The proposition, which sought to deny the federal government the authority to penalize people for not getting insurance, is expected to have little practical effect on implementation of the healthcare law.
But the Missouri measure represented the first electoral test for the landmark legislation that Obama signed in March. And it underscored continued hostility to the law from Republican voters.
So what was the actual size of the number of "Republican voters" who approved of Proposition C in Missouri? Since Levey won't provide that detail, let us turn to the Wall Street Journal for that information:
With all precincts reporting, 71% of voters supported Proposition C, establishing a state law that says Missouri cannot compel people to pay a penalty or fine if they fail to carry health coverage.
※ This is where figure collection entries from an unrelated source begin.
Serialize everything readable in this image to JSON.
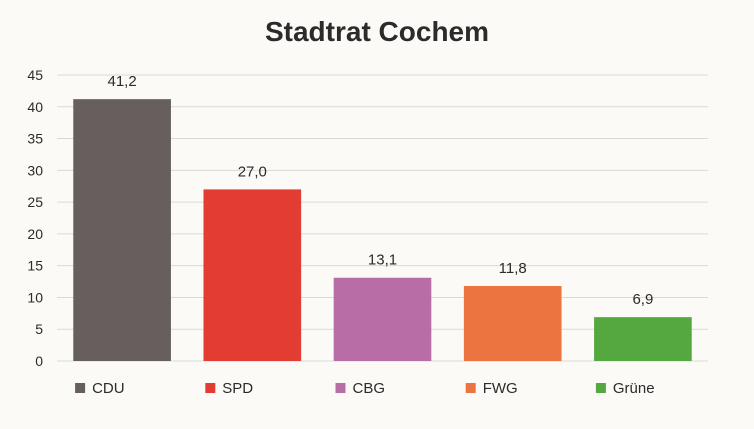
{
  "chart_data": {
    "type": "bar",
    "title": "Stadtrat Cochem",
    "xlabel": "",
    "ylabel": "",
    "categories": [
      "CDU",
      "SPD",
      "CBG",
      "FWG",
      "Grüne"
    ],
    "values": [
      41.2,
      27.0,
      13.1,
      11.8,
      6.9
    ],
    "value_labels": [
      "41,2",
      "27,0",
      "13,1",
      "11,8",
      "6,9"
    ],
    "colors": [
      "#665f5d",
      "#e33d33",
      "#b86da6",
      "#ec7441",
      "#55a83f"
    ],
    "ylim": [
      0,
      45
    ],
    "yticks": [
      "0",
      "5",
      "10",
      "15",
      "20",
      "25",
      "30",
      "35",
      "40",
      "45"
    ],
    "grid": true,
    "legend_position": "bottom",
    "background": "#fcfaf6",
    "grid_color": "#d9d9d9",
    "text_color": "#2b2b2b"
  }
}
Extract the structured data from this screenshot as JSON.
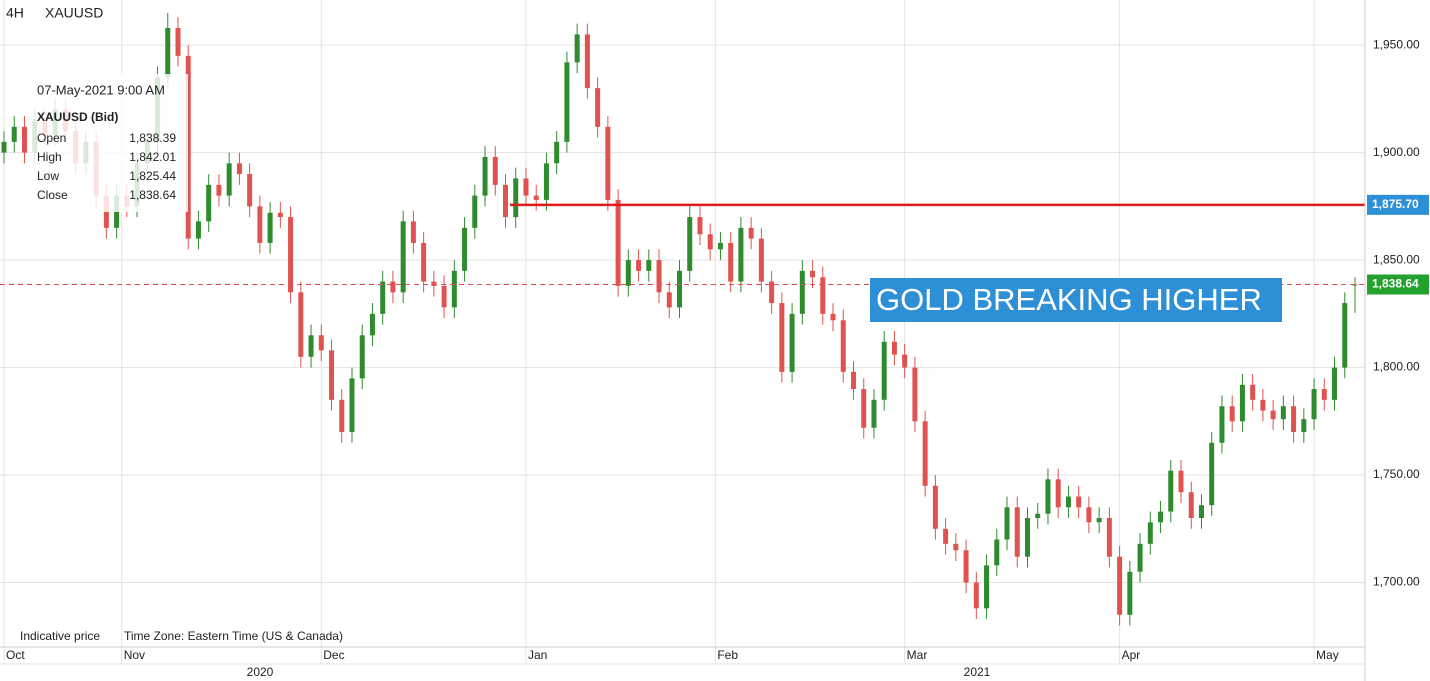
{
  "chart_data": {
    "type": "candlestick",
    "timeframe": "4H",
    "symbol": "XAUUSD",
    "up_color": "#2e8b2e",
    "down_color": "#e0524f",
    "ylim": [
      1670,
      1971
    ],
    "yticks": [
      {
        "value": 1700,
        "label": "1,700.00"
      },
      {
        "value": 1750,
        "label": "1,750.00"
      },
      {
        "value": 1800,
        "label": "1,800.00"
      },
      {
        "value": 1850,
        "label": "1,850.00"
      },
      {
        "value": 1900,
        "label": "1,900.00"
      },
      {
        "value": 1950,
        "label": "1,950.00"
      }
    ],
    "xticks": [
      {
        "value": 0,
        "label": "Oct"
      },
      {
        "value": 11.5,
        "label": "Nov"
      },
      {
        "value": 31,
        "label": "Dec"
      },
      {
        "value": 51,
        "label": "Jan"
      },
      {
        "value": 69.5,
        "label": "Feb"
      },
      {
        "value": 88,
        "label": "Mar"
      },
      {
        "value": 109,
        "label": "Apr"
      },
      {
        "value": 128,
        "label": "May"
      }
    ],
    "years": [
      "2020",
      "2021"
    ],
    "grid": true,
    "open": [
      1900,
      1905,
      1912,
      1900,
      1915,
      1908,
      1920,
      1910,
      1895,
      1905,
      1880,
      1865,
      1880,
      1875,
      1895,
      1905,
      1935,
      1958,
      1945,
      1860,
      1868,
      1885,
      1880,
      1895,
      1890,
      1875,
      1858,
      1872,
      1870,
      1835,
      1805,
      1815,
      1808,
      1785,
      1770,
      1795,
      1815,
      1825,
      1840,
      1835,
      1868,
      1858,
      1840,
      1838,
      1828,
      1845,
      1865,
      1880,
      1898,
      1885,
      1870,
      1888,
      1880,
      1878,
      1895,
      1905,
      1942,
      1955,
      1930,
      1912,
      1878,
      1838,
      1850,
      1845,
      1850,
      1835,
      1828,
      1845,
      1870,
      1862,
      1855,
      1858,
      1840,
      1865,
      1860,
      1840,
      1830,
      1798,
      1825,
      1845,
      1842,
      1825,
      1822,
      1798,
      1790,
      1772,
      1785,
      1812,
      1806,
      1800,
      1775,
      1745,
      1725,
      1718,
      1715,
      1700,
      1688,
      1708,
      1720,
      1735,
      1712,
      1730,
      1732,
      1748,
      1735,
      1740,
      1735,
      1728,
      1730,
      1712,
      1685,
      1705,
      1718,
      1728,
      1733,
      1752,
      1742,
      1730,
      1736,
      1765,
      1782,
      1775,
      1792,
      1785,
      1780,
      1776,
      1782,
      1770,
      1776,
      1790,
      1785,
      1800,
      1838.39
    ],
    "high": [
      1910,
      1917,
      1917,
      1920,
      1920,
      1925,
      1925,
      1915,
      1910,
      1910,
      1885,
      1885,
      1885,
      1900,
      1910,
      1940,
      1965,
      1963,
      1950,
      1873,
      1890,
      1890,
      1900,
      1900,
      1895,
      1880,
      1877,
      1877,
      1875,
      1840,
      1820,
      1820,
      1813,
      1790,
      1800,
      1820,
      1830,
      1845,
      1845,
      1873,
      1873,
      1863,
      1845,
      1843,
      1850,
      1870,
      1885,
      1903,
      1903,
      1890,
      1893,
      1893,
      1885,
      1900,
      1910,
      1947,
      1960,
      1960,
      1935,
      1917,
      1883,
      1855,
      1855,
      1855,
      1855,
      1840,
      1850,
      1875,
      1875,
      1867,
      1863,
      1863,
      1870,
      1870,
      1865,
      1845,
      1835,
      1830,
      1850,
      1850,
      1847,
      1830,
      1827,
      1803,
      1795,
      1790,
      1817,
      1817,
      1811,
      1805,
      1780,
      1750,
      1730,
      1723,
      1720,
      1705,
      1713,
      1725,
      1740,
      1740,
      1735,
      1737,
      1753,
      1753,
      1745,
      1745,
      1740,
      1735,
      1735,
      1717,
      1710,
      1723,
      1733,
      1738,
      1757,
      1757,
      1747,
      1741,
      1770,
      1787,
      1787,
      1797,
      1797,
      1790,
      1785,
      1787,
      1787,
      1781,
      1795,
      1795,
      1805,
      1835,
      1842.01
    ],
    "low": [
      1895,
      1900,
      1895,
      1895,
      1903,
      1903,
      1905,
      1890,
      1890,
      1875,
      1860,
      1860,
      1870,
      1870,
      1890,
      1900,
      1930,
      1940,
      1855,
      1855,
      1863,
      1875,
      1875,
      1885,
      1870,
      1853,
      1853,
      1865,
      1830,
      1800,
      1800,
      1803,
      1780,
      1765,
      1765,
      1790,
      1810,
      1820,
      1830,
      1830,
      1853,
      1835,
      1833,
      1823,
      1823,
      1840,
      1860,
      1875,
      1880,
      1865,
      1865,
      1875,
      1873,
      1873,
      1890,
      1900,
      1937,
      1925,
      1907,
      1873,
      1833,
      1833,
      1840,
      1840,
      1830,
      1823,
      1823,
      1840,
      1857,
      1850,
      1850,
      1835,
      1835,
      1855,
      1835,
      1825,
      1793,
      1793,
      1820,
      1837,
      1820,
      1817,
      1793,
      1785,
      1767,
      1767,
      1780,
      1801,
      1795,
      1770,
      1740,
      1720,
      1713,
      1710,
      1695,
      1683,
      1683,
      1703,
      1715,
      1707,
      1707,
      1725,
      1727,
      1730,
      1730,
      1730,
      1723,
      1723,
      1707,
      1680,
      1680,
      1700,
      1713,
      1723,
      1728,
      1737,
      1725,
      1725,
      1731,
      1760,
      1770,
      1770,
      1780,
      1775,
      1771,
      1771,
      1765,
      1765,
      1771,
      1780,
      1780,
      1795,
      1825.44
    ],
    "close": [
      1905,
      1912,
      1900,
      1915,
      1908,
      1920,
      1910,
      1895,
      1905,
      1880,
      1865,
      1880,
      1875,
      1895,
      1905,
      1935,
      1958,
      1945,
      1860,
      1868,
      1885,
      1880,
      1895,
      1890,
      1875,
      1858,
      1872,
      1870,
      1835,
      1805,
      1815,
      1808,
      1785,
      1770,
      1795,
      1815,
      1825,
      1840,
      1835,
      1868,
      1858,
      1840,
      1838,
      1828,
      1845,
      1865,
      1880,
      1898,
      1885,
      1870,
      1888,
      1880,
      1878,
      1895,
      1905,
      1942,
      1955,
      1930,
      1912,
      1878,
      1838,
      1850,
      1845,
      1850,
      1835,
      1828,
      1845,
      1870,
      1862,
      1855,
      1858,
      1840,
      1865,
      1860,
      1840,
      1830,
      1798,
      1825,
      1845,
      1842,
      1825,
      1822,
      1798,
      1790,
      1772,
      1785,
      1812,
      1806,
      1800,
      1775,
      1745,
      1725,
      1718,
      1715,
      1700,
      1688,
      1708,
      1720,
      1735,
      1712,
      1730,
      1732,
      1748,
      1735,
      1740,
      1735,
      1728,
      1730,
      1712,
      1685,
      1705,
      1718,
      1728,
      1733,
      1752,
      1742,
      1730,
      1736,
      1765,
      1782,
      1775,
      1792,
      1785,
      1780,
      1776,
      1782,
      1770,
      1776,
      1790,
      1785,
      1800,
      1830,
      1838.64
    ],
    "level_line": {
      "value": 1875.7,
      "label": "1,875.70",
      "color": "#e01b1b",
      "label_color": "#2d8fd5"
    },
    "last_price": {
      "value": 1838.64,
      "label": "1,838.64",
      "color": "#e05050",
      "label_color": "#22a22c"
    },
    "annotation": "GOLD BREAKING HIGHER",
    "tooltip": {
      "time": "07-May-2021 9:00 AM",
      "symbol": "XAUUSD (Bid)",
      "rows": [
        {
          "label": "Open",
          "value": "1,838.39"
        },
        {
          "label": "High",
          "value": "1,842.01"
        },
        {
          "label": "Low",
          "value": "1,825.44"
        },
        {
          "label": "Close",
          "value": "1,838.64"
        }
      ]
    },
    "footer": [
      "Indicative price",
      "Time Zone: Eastern Time (US & Canada)"
    ]
  }
}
Twenty-nine percent voted against the proposition.
So an overwhelming 71% of Missouri voters supported proposition C and they were "Republican voters" according to Levey. No wonder he was embarrassed to reveal the actual number. 71% would mean a lot of voters other than "Republican voters" cast their ballots in favor of proposition C. Despite this obvious fact, Levey continues with his Republican obsession:
Opposition to the law has remained particularly intense among Republicans, with nearly 8 in 10 in a recent national USA Today/Gallup survey saying it was a "bad thing."
So it's all the fault of "Republican voters" who must make up 71% of the Missouri electorate according to Levey's premise. Of course, the absurdity of that premise is probably the reason why he declined to report on the actual details of the Proposition C landslide yesterday.